I was promised a flying car. Where is my flying car?
Phoronix article is quite low on information, and even the original post at http://mer-project.blogspot.fi/2013/04/wayland-utilizing-android-gpu-drivers.html assumes some technical knowledge of graphics stack. The basic idea is actually pretty simple. I'll try to break it down.
GPU drivers form a combination of EGL and GLESv2 libraries, each GPU vendor providing their own
This is where libhybris comes into play. The GPU driver libraries don't work without Bionic libc - so libhybris, while running on top of regular linux (and thus [e]glibc), keeps a private Bionic libc open for the GPU drivers' use, and redirects all the EGL/GLESv2 calls to the GPU driver libraries.
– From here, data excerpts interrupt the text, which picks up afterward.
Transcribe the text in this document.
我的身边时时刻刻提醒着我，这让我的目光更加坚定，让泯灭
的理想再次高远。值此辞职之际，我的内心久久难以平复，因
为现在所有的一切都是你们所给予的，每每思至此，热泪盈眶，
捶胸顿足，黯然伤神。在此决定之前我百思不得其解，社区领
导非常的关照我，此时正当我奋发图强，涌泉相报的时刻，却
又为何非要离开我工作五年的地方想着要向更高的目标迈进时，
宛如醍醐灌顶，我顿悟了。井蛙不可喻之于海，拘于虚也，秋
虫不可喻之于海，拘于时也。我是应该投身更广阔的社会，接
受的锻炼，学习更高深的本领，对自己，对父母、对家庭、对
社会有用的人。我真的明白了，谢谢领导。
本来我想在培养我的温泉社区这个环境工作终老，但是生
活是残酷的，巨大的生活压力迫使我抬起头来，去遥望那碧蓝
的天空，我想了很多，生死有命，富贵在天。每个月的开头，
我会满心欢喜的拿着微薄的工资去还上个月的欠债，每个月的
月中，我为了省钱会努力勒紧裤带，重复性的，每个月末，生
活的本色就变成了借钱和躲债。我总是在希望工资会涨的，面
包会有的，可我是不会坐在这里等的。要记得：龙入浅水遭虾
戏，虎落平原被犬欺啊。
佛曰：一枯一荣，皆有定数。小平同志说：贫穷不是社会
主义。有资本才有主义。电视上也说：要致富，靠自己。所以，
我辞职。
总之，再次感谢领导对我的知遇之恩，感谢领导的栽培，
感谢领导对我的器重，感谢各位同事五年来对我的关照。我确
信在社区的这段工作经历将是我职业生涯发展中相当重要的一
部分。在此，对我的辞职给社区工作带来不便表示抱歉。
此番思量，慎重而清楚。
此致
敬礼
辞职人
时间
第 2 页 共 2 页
These libraries run in their own Bionic universe, and tell the actual display hardware what to do.
The new part about Wayland support is just a logical extension of the same behaviour. Wayland already depends on EGL for buffer management, so "all" it really needs is a native display handler. Now as it happens, the native Android display structure can be mapped to the Wayland-EGL display structure. It's not trivial, but it's certainly doable. Thanks to libhybris, the Wayland libraries see a correct native display type and operate on that, while the Android GPU libraries see their respective native display type and thus can drive the hardware as ever before. After all, it's still the SAME hardware regardless of what operating system we may be running. Registers are registers and memory is still memory. From the GPU drivers' point of view nothing has changed.
So what has happened? In addition to just redirecting graphics stack calls to Android drivers, we are now also translating the display subsystem between two somewhat different systems.
If all of the above sounds eerily familiar, you are correct. In networking this kind of design is called a proxy, or if we're talking about link layer, it would be a multi-protocol label switch. Logically there's not much difference.
There is no such thing as good luck. There is only misfortune and its occasional absence.